Our children’s holiday club after Easter was called ‘On Your Marks.’ It had a sporting theme as we looked at how Jesus invites us onto his team. We wore a team strip, we decorated the church buildings with flags and banners, we did daily warm-ups and even had an eternal flame burning! At the Olympic Games a torch is used to light the cauldron so that the eternal flame burns throughout the contest. The symbol of the eternal flame has of course got classic origins: it celebrates the theft of fire from the Greek god Zeus by Prometheus.

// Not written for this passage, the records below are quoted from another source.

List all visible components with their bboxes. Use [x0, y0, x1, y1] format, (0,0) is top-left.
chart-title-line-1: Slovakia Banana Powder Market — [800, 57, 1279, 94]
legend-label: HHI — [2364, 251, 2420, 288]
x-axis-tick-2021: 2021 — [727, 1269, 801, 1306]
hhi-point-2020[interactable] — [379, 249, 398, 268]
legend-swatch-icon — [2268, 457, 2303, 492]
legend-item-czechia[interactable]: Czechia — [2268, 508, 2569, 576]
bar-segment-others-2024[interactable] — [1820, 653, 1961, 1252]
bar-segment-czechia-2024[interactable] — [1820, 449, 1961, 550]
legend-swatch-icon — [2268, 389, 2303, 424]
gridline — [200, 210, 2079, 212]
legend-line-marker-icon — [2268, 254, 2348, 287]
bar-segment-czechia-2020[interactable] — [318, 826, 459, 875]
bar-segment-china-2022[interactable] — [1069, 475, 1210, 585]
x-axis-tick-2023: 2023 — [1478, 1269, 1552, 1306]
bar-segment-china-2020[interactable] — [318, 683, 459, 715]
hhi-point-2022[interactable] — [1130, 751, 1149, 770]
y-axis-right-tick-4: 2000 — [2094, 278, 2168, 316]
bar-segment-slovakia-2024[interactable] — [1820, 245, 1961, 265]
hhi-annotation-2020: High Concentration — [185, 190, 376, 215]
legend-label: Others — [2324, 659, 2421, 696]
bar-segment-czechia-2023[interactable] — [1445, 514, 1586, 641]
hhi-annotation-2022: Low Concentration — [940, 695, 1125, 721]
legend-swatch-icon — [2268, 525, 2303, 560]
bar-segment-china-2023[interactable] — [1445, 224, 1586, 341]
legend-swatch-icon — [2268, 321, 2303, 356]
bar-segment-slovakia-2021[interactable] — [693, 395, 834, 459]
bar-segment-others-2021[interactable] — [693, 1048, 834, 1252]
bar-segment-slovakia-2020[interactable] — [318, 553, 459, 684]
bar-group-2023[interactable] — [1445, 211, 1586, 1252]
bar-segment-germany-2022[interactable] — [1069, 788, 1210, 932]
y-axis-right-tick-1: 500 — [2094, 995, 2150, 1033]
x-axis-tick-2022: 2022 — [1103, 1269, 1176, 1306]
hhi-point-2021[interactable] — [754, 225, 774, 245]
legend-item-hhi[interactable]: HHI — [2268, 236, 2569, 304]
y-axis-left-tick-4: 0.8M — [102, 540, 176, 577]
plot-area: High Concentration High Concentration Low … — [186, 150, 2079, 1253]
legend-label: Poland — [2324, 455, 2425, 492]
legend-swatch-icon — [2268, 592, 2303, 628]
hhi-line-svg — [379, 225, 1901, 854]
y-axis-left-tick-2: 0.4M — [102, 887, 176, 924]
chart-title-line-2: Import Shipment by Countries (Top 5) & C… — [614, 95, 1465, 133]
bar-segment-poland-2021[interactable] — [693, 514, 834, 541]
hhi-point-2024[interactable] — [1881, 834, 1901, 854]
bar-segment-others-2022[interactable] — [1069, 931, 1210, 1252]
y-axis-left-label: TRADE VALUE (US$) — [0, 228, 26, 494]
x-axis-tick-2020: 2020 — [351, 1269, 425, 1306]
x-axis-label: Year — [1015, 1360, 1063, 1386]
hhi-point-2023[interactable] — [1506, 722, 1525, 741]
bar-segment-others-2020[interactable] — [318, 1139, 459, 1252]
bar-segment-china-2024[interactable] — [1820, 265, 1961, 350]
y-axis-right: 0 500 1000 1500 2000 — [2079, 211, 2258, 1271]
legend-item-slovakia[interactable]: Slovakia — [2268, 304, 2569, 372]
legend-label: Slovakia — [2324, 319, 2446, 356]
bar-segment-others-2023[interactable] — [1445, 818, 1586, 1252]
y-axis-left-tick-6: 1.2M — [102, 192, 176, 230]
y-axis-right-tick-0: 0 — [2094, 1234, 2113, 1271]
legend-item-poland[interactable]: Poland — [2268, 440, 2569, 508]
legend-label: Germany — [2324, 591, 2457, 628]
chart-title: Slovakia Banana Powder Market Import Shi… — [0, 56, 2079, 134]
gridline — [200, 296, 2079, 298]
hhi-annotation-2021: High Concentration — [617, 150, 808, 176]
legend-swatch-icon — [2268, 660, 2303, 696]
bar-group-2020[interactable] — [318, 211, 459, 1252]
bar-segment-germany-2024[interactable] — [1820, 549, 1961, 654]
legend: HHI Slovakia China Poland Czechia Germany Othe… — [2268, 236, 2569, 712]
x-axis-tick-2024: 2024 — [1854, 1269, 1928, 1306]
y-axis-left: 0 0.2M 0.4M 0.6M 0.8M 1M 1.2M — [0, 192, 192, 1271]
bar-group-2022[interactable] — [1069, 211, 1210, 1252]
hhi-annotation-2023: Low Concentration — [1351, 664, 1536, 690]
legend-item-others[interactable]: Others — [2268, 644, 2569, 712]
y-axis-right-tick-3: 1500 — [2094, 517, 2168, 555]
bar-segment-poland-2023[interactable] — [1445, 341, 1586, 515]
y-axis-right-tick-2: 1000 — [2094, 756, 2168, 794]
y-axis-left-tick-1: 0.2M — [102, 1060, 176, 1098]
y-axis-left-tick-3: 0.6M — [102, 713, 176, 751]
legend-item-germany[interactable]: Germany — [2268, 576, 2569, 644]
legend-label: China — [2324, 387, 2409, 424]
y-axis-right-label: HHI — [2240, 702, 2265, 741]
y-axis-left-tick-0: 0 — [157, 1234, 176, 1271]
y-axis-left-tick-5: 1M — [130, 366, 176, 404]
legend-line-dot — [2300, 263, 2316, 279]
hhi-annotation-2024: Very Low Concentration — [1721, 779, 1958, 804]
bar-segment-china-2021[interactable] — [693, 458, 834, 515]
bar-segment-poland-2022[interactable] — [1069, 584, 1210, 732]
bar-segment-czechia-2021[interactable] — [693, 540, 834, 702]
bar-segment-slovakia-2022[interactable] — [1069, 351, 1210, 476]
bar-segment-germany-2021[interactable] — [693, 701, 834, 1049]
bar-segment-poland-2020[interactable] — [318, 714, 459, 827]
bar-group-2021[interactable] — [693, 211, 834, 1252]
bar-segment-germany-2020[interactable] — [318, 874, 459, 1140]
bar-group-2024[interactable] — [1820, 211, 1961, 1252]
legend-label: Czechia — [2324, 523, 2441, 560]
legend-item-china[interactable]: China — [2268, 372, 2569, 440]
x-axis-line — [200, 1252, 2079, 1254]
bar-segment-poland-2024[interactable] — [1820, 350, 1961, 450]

An eternal flame features in ancient Israelite history. A seven branched candelabra was to burn continuously in the Tabernacle set up by Moses in the desert: “The fire on the altar must be kept burning; it must not go out. Every morning the priest is to add firewood and arrange the burnt offering on the fire and burn the fat of the fellowship offerings on it. The fire must be kept burning on the altar continuously; it must not go out” (Leviticus 6v12-13). It was later located in the Jerusalem Temple and, beyond its destruction in AD 70, modern Judaism continued the tradition by having a sanctuary lamp always lit above the ark in the synagogue. The fire seems to have represented the continual worship of God, the ongoing dedication of the worshipper and a reminder of the worshipper’s constant need of atonement for their sin.

In the New Testament the continual presence of God with His people is assured: the blood of Christ ensures our atonement with God. But this promise carries with it the responsibility to ensure that we keep the divine fire burning within our lives. The Apostle Paul instructs the church: “do not put out the Spirit’s fire” (I Thess 5v16). It also speaks of our ongoing need for atonement, but that “he [i.e. Christ] always lives to make intercession for us” (Heb 7v25). What wonderful truths!

The hymn by Charles Wesley brings together these ideas:

O thou who camest from above
The pure celestial fire impart
Kindle a sacred flame of love
On the mean altar of my heart.

There let it for Thy glory burn
With inextinguishable blaze
And trembling to its source return
In humble prayer and fervent praise.

So, as we track the route of the eternal flame and it passes by our area on 30th May, perhaps it will serve as a reminder to Christians of the greater impact of ensuring that the Spirit’s flame is never quenched in our lives. We have the festival of Pentecost when the Holy Spirit was given to all of God’s people on the Sunday before the torch passes through our area. It is a timely reminder to live as the people God intends us to be: on continual worship of whole lives dedicated to Him.